The copyright office itself doesn't recognize any transfer of works-for-hire [0] unless there's (#3) a written document of the transfer, (#4) signed by the recipient, (#5) signed by the copyright holder, and finally (#6) the work was made expressly as work-for-hire. Every employment, contractor, and freelancer contract is written with all of these questions accounted for.

Even wedding photographers keep the copyright of the photos they take of your wedding too for this very reason, unless explicitly contracted to transfer those rights.

[0]: https://www.copyright.gov/circs/circ30.pdf, page 5


One more example demonstrating the opposite - in EU the copyright law explicitly states that transferable copyrights for software get automatically transferred from employees to the company. Which suggests that for other types of copyrightable works and author/customer relationships it doesn't happen automatically.


Do you happen to have more reading material on said law?

In Germany, you can't even transfer copyright. So yeah, anything you create that reaches the threshold of having a copyright, you own the copyright. Even as an employee.

At the same time, you might not own the usage rights (Nutzungsrechte/Verwertungsrechte).


We might have a bit of miscommunication of what exactly is referred as "copyright", "transferring" and the way its translated in various languages. Wikipedia/Google translate suggests to me that generic name for copyright in German is "Urheberrecht" derived from author not copying, is that the problem?

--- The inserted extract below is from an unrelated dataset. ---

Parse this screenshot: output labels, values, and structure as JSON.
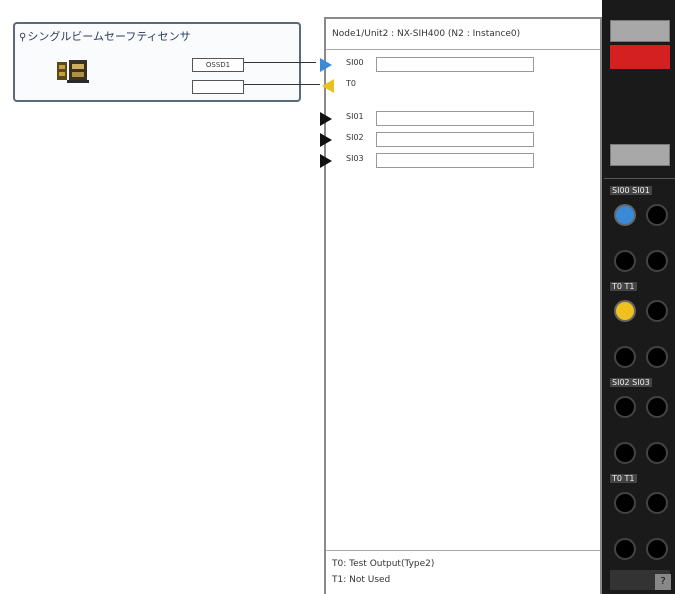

By "copyrights" I am referring to all rights regulated by various copyright related laws not a specific subset of rights, including both the economic rights (all the useful stuff related to copying, redistributing, selling) and author's moral rights (can't be transferred, partially defined by national laws, stuff related to being author, right to be recognized as author and few other minor things).

Was able to find the European directive which has the point corresponding to what I was thinking about. https://eur-lex.europa.eu/legal-content/en/TXT/?uri=CELEX:32... Article 3, point 2 "Where a computer program is created by an employee in the execution of his duties or following the instructions given by his employer, the employer exclusively shall be entitled to exercise all economic rights in the program so created, unless otherwise provided by contract.".

Do you consider usage rights as something which isn't part of copyright? Or do you not consider act as result of which you stop owning "usage rights" but someone else gets them "transferring".

From what I understand, technically non of the European directives are laws, but each member country is supposed to make laws based on the directives.


As sibling comment said, this is not correct.

In wedding and portrait photography, many clients think that they own copyrights to the photos but they don’t and sometimes get in trouble for violating photographers’ copyrights.